Puspa hanya bisa beristigfar. Ada apa dengan anak itu?

Tok! Tok! Tok!

Belum hilang keheranannya, ketukan pintu depan kembali terdengar. Puspa segera membukanya dengan perasaan tidak enak.

"Puspa, kebetulan kamu ada di rumah. Maaf, nih, mengganggu." Puspa tersenyum ramah. Dia melihat Dewi, tetangga dekat mertuanya, menarik napas panjang, tampak kelelahan.

"Puspa, kamu sudah tahu kabar suamimu belum?"

Puspa dan Dewi sudah lama bersahabat. Dewi, dengan tubuh gempalnya, selalu menjadi orang pertama yang tahu jika ada informasi penting dari keluarga Jagat—suaminya. Dilihat dari deru napasnya yang terengah-engah, Dewi seperti habis berlari kencang.

"Tenang dulu, Dewi. Sini, masuk dulu." Puspa mengajak Dewi masuk dan menyuruhnya duduk, lalu bergegas ke dapur mengambil air putih.

Segelas air putih ditandaskan Dewi dalam sekejap. Setelah melihat Dewi sedikit lebih tenang, Puspa mengajaknya bicara.

"Dewi, ada apa? Coba ceritakan apa yang terjadi," pinta Puspa tak sabar. Wanita itu terlihat menarik napas panjang lagi.

"Eh, Puspa, kok kamu tenang-tenang saja di rumah, sih. Memangnya belum tahu kabar suamimu sekarang?" tanya Dewi, menatap Puspa dengan pandangan aneh.

"Tahu apa, Wi? Memangnya apa yang tidak kutahu?" Kini giliran Puspa yang merasakan penasaran tentang apa yang sedang terjadi dengan Jagat.

"Lho, memangnya kamu tidak tahu kalau sekarang suamimu sedang di rumah ibunya? Dia bawa perempuan muda, cantik, lagi hamil juga kayaknya," tutur Dewi. Matanya menatap Puspa yang langsung terbelalak kaget.

"Apa benar seperti itu!?" tanya Puspa tak percaya. Tanpa terasa, ia meremas gamis yang dikenakannya.

"Iya, benar. Bahkan Ranu juga tadi habis dari rumah neneknya. Memang dia belum cerita sama kamu, Puspa?"

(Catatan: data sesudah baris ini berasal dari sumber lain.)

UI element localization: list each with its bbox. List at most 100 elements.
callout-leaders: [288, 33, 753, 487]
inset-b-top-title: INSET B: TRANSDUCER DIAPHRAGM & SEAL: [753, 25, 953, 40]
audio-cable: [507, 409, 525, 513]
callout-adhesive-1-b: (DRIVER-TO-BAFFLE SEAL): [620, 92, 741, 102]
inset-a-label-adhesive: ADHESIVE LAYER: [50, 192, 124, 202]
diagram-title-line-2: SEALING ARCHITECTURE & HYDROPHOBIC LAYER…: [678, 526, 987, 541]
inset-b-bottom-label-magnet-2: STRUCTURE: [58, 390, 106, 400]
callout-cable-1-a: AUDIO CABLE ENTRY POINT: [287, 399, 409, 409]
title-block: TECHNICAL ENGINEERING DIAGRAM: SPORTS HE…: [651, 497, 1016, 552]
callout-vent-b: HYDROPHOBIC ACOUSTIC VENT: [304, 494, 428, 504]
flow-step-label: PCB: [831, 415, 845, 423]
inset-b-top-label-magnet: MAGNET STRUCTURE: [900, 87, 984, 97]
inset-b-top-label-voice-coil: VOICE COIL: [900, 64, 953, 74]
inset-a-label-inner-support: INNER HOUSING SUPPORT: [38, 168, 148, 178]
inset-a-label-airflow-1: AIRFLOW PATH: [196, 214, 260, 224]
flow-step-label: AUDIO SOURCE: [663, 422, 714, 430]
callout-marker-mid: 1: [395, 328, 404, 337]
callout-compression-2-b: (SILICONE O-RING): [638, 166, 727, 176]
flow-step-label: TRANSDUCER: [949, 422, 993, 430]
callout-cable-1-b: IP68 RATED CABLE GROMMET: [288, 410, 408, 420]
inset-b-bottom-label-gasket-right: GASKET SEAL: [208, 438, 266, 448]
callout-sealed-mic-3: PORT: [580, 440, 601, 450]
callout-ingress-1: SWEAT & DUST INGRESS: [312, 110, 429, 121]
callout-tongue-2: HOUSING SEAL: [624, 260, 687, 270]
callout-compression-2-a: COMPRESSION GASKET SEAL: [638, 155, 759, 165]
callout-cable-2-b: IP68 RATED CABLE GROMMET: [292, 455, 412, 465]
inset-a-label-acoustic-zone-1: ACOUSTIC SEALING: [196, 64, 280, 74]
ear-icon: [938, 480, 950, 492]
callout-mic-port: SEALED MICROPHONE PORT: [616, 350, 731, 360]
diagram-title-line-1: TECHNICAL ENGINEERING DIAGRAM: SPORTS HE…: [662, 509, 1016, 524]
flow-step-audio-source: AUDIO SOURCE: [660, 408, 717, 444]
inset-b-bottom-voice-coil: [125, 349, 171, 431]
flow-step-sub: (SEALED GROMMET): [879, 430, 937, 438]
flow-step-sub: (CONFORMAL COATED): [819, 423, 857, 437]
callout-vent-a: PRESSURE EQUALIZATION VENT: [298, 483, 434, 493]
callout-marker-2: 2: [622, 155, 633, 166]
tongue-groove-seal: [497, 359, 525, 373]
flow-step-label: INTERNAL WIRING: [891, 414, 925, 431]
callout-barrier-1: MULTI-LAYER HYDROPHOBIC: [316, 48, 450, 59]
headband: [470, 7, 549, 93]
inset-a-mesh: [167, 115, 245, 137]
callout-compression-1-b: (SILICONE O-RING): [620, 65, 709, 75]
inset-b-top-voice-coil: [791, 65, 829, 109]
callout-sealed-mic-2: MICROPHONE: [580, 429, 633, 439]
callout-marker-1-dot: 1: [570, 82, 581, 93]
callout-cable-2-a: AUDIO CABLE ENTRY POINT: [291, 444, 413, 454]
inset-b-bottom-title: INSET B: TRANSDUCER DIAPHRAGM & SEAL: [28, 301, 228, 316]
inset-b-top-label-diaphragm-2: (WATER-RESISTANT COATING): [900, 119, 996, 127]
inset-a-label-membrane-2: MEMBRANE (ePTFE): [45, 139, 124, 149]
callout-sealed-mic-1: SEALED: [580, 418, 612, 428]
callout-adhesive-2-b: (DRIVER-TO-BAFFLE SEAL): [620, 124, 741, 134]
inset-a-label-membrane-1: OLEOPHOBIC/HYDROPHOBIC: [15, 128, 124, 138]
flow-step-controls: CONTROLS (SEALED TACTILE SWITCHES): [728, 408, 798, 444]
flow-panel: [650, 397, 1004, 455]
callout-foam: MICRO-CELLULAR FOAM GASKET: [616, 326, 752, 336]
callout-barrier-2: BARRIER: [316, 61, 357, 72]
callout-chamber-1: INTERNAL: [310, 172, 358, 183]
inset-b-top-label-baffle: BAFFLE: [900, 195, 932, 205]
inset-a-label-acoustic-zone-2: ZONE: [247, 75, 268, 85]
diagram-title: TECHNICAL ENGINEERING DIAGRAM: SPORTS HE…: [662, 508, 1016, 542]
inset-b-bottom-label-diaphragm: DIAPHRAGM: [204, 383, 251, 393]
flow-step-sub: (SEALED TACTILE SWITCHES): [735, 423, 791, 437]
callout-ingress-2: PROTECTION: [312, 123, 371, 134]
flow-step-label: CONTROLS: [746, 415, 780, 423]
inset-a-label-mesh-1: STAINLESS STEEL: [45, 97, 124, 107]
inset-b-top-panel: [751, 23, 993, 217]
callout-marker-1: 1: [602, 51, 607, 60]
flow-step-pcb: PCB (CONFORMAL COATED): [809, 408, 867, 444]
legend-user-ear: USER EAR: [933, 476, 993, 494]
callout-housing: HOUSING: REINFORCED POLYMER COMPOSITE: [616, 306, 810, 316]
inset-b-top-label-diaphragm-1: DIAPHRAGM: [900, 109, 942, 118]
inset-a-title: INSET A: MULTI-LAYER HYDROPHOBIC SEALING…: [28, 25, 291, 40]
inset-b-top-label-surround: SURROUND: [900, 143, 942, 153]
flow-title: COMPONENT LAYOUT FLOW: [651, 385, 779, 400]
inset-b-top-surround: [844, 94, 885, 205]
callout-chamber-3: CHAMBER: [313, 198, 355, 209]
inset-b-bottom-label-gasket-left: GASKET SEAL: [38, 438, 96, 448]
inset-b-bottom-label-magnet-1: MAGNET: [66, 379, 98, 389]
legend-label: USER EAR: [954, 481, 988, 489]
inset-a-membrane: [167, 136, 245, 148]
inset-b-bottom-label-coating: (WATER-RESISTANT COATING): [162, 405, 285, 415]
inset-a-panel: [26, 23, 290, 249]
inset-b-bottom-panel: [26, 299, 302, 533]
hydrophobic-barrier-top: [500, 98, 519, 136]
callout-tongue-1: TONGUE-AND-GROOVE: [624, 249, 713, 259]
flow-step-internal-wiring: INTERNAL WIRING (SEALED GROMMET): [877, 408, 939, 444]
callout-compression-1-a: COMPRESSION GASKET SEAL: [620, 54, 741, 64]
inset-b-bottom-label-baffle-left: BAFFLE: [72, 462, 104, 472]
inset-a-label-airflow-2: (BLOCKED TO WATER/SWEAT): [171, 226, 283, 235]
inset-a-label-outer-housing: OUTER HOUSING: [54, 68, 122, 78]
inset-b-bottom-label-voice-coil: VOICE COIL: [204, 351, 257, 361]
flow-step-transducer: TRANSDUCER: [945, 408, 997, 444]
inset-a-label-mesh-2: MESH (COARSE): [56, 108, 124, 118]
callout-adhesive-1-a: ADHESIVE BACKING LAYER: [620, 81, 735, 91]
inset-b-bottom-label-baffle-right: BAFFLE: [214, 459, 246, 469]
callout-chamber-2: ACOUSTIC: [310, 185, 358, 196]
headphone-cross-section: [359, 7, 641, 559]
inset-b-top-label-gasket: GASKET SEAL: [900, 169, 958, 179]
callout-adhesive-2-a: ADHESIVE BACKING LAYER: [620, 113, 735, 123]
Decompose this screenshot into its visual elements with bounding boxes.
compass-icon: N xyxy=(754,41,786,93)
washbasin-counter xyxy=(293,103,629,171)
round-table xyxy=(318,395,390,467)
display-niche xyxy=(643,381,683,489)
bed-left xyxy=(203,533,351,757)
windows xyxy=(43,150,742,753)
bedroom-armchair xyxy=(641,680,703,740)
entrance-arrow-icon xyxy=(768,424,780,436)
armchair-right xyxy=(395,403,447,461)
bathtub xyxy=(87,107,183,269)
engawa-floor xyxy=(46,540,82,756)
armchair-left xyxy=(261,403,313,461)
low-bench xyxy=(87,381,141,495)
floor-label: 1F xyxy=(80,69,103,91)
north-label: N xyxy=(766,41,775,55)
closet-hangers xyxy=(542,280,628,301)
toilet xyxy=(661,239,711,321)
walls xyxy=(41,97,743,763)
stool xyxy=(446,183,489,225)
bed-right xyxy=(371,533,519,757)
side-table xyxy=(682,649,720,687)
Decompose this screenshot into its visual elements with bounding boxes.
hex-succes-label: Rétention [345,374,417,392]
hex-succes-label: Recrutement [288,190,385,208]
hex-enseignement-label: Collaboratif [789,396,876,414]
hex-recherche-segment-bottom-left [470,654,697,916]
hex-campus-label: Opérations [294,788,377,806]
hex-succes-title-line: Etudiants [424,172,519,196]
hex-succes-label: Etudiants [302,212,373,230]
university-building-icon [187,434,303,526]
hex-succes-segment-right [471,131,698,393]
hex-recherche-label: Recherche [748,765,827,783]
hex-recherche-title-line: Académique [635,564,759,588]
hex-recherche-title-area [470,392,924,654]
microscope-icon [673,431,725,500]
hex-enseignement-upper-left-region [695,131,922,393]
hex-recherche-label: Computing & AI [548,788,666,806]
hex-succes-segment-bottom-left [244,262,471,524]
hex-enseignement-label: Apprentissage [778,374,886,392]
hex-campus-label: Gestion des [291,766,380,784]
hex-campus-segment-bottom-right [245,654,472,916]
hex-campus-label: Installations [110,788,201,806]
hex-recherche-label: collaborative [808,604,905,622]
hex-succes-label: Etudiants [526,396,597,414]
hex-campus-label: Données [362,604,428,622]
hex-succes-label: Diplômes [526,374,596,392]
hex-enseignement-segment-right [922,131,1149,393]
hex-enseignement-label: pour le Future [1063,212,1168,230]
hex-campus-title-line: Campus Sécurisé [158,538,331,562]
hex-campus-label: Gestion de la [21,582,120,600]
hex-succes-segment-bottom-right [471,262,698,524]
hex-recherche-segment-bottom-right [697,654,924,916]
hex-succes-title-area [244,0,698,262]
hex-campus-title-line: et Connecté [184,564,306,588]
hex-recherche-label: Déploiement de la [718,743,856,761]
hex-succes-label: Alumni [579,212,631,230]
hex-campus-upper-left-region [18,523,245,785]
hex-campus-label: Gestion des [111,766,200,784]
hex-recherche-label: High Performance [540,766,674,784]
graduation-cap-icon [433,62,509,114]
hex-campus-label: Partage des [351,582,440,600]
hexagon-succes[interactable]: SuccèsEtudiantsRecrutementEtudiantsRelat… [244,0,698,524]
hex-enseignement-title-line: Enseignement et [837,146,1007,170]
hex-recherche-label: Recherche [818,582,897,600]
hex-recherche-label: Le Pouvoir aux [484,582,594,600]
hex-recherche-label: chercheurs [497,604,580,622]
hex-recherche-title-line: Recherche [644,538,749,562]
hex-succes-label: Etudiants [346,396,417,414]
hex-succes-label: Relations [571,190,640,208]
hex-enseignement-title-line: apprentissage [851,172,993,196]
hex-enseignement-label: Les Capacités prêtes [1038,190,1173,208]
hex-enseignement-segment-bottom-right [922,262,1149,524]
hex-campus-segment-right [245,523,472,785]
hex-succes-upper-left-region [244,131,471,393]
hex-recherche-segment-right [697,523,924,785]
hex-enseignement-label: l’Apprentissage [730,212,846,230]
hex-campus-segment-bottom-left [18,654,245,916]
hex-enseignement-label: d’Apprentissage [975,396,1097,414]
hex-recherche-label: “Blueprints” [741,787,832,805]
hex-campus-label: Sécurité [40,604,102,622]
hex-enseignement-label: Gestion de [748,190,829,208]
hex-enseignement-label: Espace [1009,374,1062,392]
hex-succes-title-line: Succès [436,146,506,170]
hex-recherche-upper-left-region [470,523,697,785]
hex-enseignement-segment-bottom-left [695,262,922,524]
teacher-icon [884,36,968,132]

Dewi berbicara dengan penegasan, keningnya berkerut melihat ekspresi keheranan Puspa. Puspa menggeleng cepat. Pantas saja tingkah Ranu terlihat berbeda tadi.

"Apa maksudmu, Dewi? Jangan bercanda, deh, tidak lucu!" ucap Puspa. Dia mencoba menetralkan perasaannya karena belum sepenuhnya percaya. Puspa memang tidak mudah percaya pada perkataan orang lain sebelum melihatnya sendiri.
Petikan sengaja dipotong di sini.